An interpretable prototype parts-based neural network for medical tabular data

This paper proposes an inherently interpretable, prototype-based neural network for medical tabular data that learns human-readable, discretized feature subsets to provide transparent, case-based clinical predictions while maintaining competitive accuracy.

Jacek Karolczak, Jerzy Stefanowski

Published 2026-03-06
📖 5 min read🧠 Deep dive

Imagine you are a doctor trying to diagnose a patient. You look at their blood work, their age, and their symptoms. You don't just look at one number in isolation; you look for patterns. You might think, "Ah, this patient has high sugar and low energy, which reminds me of a specific type of diabetes I've seen before."

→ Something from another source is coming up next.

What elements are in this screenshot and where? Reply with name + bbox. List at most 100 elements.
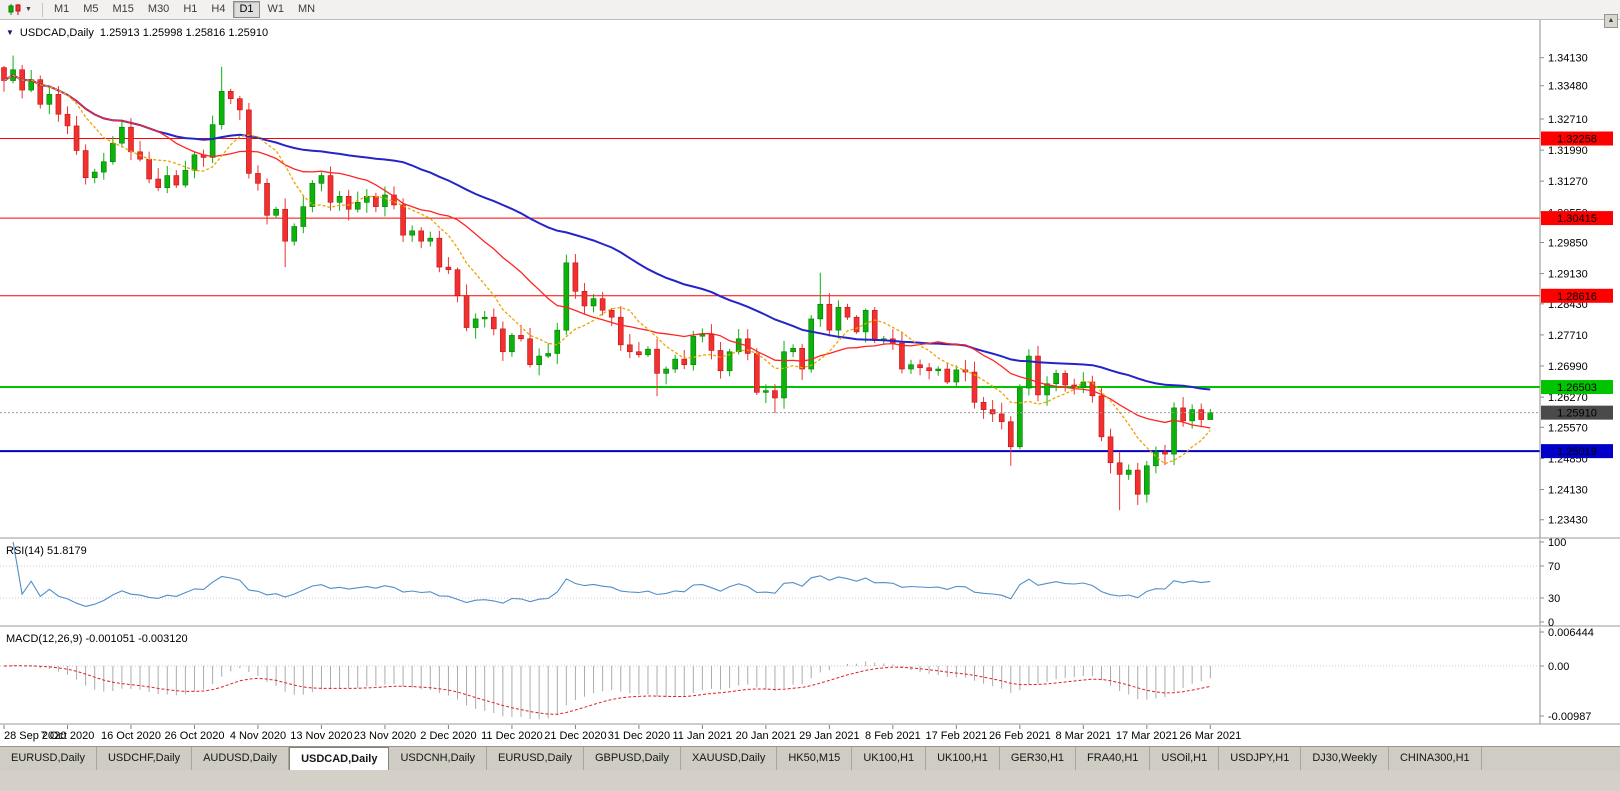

For a long time, computers were terrible at this kind of "pattern matching" in a way humans could understand. They were like black boxes: you put data in, and a result came out, but no one knew why the computer made that decision. If a computer told a doctor, "This patient has a 90% chance of heart failure," the doctor would ask, "Why? What specific numbers made you say that?" The computer couldn't answer clearly.

This paper introduces a new computer model called MEDIC (Model for Explainable Diagnosis using Interpretable Concepts). Think of MEDIC not as a black box, but as a digital apprentice doctor who learns by studying a library of past cases and explaining its reasoning using simple, human language.

Here is how it works, broken down into simple analogies:

1. The "Fuzzy" to "Hard" Translation (The Ruler Analogy)

Medical data often comes as exact numbers (e.g., "Glucose is 142.7 mg/dL"). But doctors don't think in decimals; they think in ranges (e.g., "Normal," "High," or "Dangerous").

  • The Problem: Computers hate turning exact numbers into categories because it's hard to learn from them mathematically.
  • MEDIC's Solution: Imagine a ruler that can stretch and shrink. During training, MEDIC uses a "fuzzy" ruler that gently nudges numbers into categories so it can learn. Once it has learned the rules, it snaps the ruler into a "hard" position. Now, it speaks in clear categories: "This patient's sugar is in the High range." This makes the output instantly readable for a human.

2. The "Spotlight" on Clues (The Detective Analogy)

When a detective solves a crime, they don't look at every single piece of evidence equally. They focus on the key clues: "The muddy shoe print and the missing watch."

  • The Problem: Medical records have hundreds of features (blood pressure, cholesterol, age, etc.). Most are noise.
  • MEDIC's Solution: MEDIC uses "patching masks" which act like a spotlight. It learns to ignore the irrelevant background noise and shine a light only on the specific combination of clues that matter. It might say, "I am ignoring the patient's height, but I am focusing heavily on their high cholesterol combined with low albumin."

3. The "Case File" Library (The Memory Analogy)

This is the most important part. Instead of calculating a complex formula, MEDIC learns by building a library of Prototypes.

  • Think of it like this: Imagine a veteran doctor who has seen thousands of patients. They don't have a formula; they have a mental library of "archetypal cases."
    • Case A: "The patient with the 'High Fever + Rash' pattern."
    • Case B: "The patient with the 'Low Blood Pressure + Fast Heartbeat' pattern."
  • How MEDIC works: When a new patient walks in, MEDIC doesn't guess. It looks at the patient's "spotlighted" clues and asks: "Which case in my library does this patient look most like?"
    • If the new patient looks 90% like "Case A," MEDIC predicts "Case A's outcome" and says, "I think you have Condition A because your symptoms match this specific pattern I've seen before."

4. Why This Matters (The Trust Analogy)

In the past, if an AI gave a diagnosis, doctors were skeptical because they couldn't see the logic. It was like a GPS telling you to turn left without showing you the map.

  • MEDIC changes the game: It shows you the map. It says, "I am predicting 'High Risk' because your Bilirubin is in the 'High' range, your Platelets are 'Low', and this specific combination matches Prototype #4 in our database, which was a patient who unfortunately passed away."

The Results

The researchers tested MEDIC on real medical data (liver disease, kidney disease, and diabetes).

  • Accuracy: It performed just as well as the most powerful, complex AI models currently used.
  • Transparency: Unlike those complex models, MEDIC could explain its decisions in plain English, using ranges and specific feature combinations that real doctors recognize.

In a Nutshell

MEDIC is a new kind of AI that stops trying to be a "magic oracle" and starts acting like a collaborative partner. It learns the rules of medicine by finding patterns in past cases, translates complex numbers into simple ranges, and explains its decisions by saying, "I made this choice because your case looks just like this other real case I know."

It bridges the gap between the super-power of computers and the common sense of doctors, making AI something doctors can actually trust and use to save lives.